Nach der "Wende" war lange unklar, ob der staatliche Munitionsbergungsdienst bestehen bleiben würde. Dass alle Mitarbeiter nach einer Überprüfung von dem Verdacht auf Stasi-Mitarbeit freigesprochen wurden, reichte nicht aus um den Arbeitsplatz zu garantieren. Mein Vater wechselte daher zu einer westdeutschen Firma, die Kampfmittelräumung betrieb und im Osten eine Filiale gründen wollte. Sein neuer Chef war insofern außergewöhnlich, als dass er der Meinung war, dass Mitarbeiter aus dem Osten genauso viel verdienen sollten wie Mitarbeiter aus dem Westen, und dass mein Vater die Niederlassung leiten sollte, obwohl er aus dem Osten war. Damit stellte dieser Chef damals eine große Ausnahme dar, und mein Vater ist der Firma bis zum Renteneintritt treu geblieben.

Für mich, die ich aus einem Umfeld kompletter Gleichberechtigung der Geschlechter kam, war das der ultimative Kulturschock.
Dr. Sandra Krull
Sandra Krull Leiterin des Postdoc Office

Ich hatte es in der Nachwendezeit von allen Familienmitgliedern am einfachsten, weil ich am jüngsten war. Für mich eröffneten sich zuvor ungeahnte Möglichkeiten. Mit vierzehn Jahren durfte ich auf Sprachreise nach England fahren. Ich erhielt alle Entwicklungsmöglichkeiten, ging zum Biologiestudium nach Süddeutschland. Hier traf ich zum ersten Mal auf Kommilitonen, die in einem für mich veralteten System großgeworden waren. Mitstudentinnen sagten Dinge wie: "Ich studiere nicht, um später zu arbeiten. Warum sollte ich arbeiten wollen? Ich habe doch einen Mann! Ich studiere nur, damit die Familie weiß, dass ich ein Diplom habe". Anfangs fiel es mir schwer zu glauben, dass solche Aussagen ernstgemeint waren. Aber dann traf ich immer mehr Kolleginnen, die offen zugaben, an der Uni eigentlich nur einen vielversprechenden Mann kennenlernen zu wollen, um dann anschließend mit den Kindern zuhause zu bleiben. Kinderbetreuung war Mangelware, da es selbstverständlich war, dass Frauen daheimbleiben würden. Für mich, die ich aus einem Umfeld kompletter Gleichberechtigung der Geschlechter kam, war das der ultimative Kulturschock. Ich konnte kaum glauben, dass dies im modernen Deutschland möglich sein sollte. 

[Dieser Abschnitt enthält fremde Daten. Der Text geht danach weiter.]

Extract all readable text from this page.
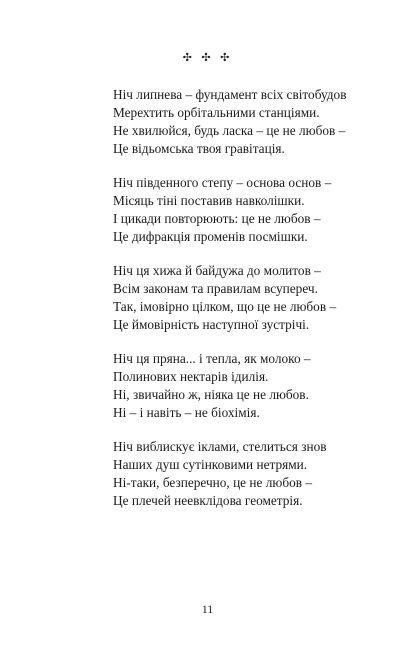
✣ ✣ ✣
Ніч липнева – фундамент всіх світобудов
Мерехтить орбітальними станціями.
Не хвилюйся, будь ласка – це не любов –
Це відьомська твоя гравітація.
Ніч південного степу – основа основ –
Місяць тіні поставив навколішки.
І цикади повторюють: це не любов –
Це дифракція променів посмішки.
Ніч ця хижа й байдужа до молитов –
Всім законам та правилам всупереч.
Так, імовірно цілком, що це не любов –
Це ймовірність наступної зустрічі.
Ніч ця пряна... і тепла, як молоко –
Полинових нектарів ідилія.
Ні, звичайно ж, ніяка це не любов.
Ні – і навіть – не біохімія.
Ніч виблискує іклами, стелиться знов
Наших душ сутінковими нетрями.
Ні-таки, безперечно, це не любов –
Це плечей неевклідова геометрія.
11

Während ich von meiner Familie die Möglichkeit bekam, mich frei zu entfalten und dank der Reisefreiheit auch in Schweden und Frankreich zu arbeiten, waren die Verhältnisse "daheim" immer noch schwierig. Nach der "Wende" waren viele Betriebe und Institute in Ostdeutschland geschlossen worden. In den verbliebenen Einrichtungen wurden die kompletten Chefetagen mit Westdeutschen besetzt, oftmals mit Leuten, die im Westteil des Landes keine Karriere zustande gebracht hatten. Im Osten sollten sie nun allen zeigen, wie man es richtig macht. Der Begriff des "Besserwessi" begann sich durchzusetzen. Auch mein Chef in Heidelberg erklärte mir, dass "man den Ossis erstmal beibringen müsse zu arbeiten". Diese Art des Vorurteils hat sich lange gehalten, und auch heute noch sind Ostdeutsche in den Chefetagen Deutschlands unterrepräsentiert. Meine Hoffnung ist, dass sich das in den kommenden 20 Jahren endlich ändern wird. Auch weil die nächsten Generationen die DDR dann nur noch aus Geschichtsbüchern und ihrer eigenen Familienhistorie kennen werden.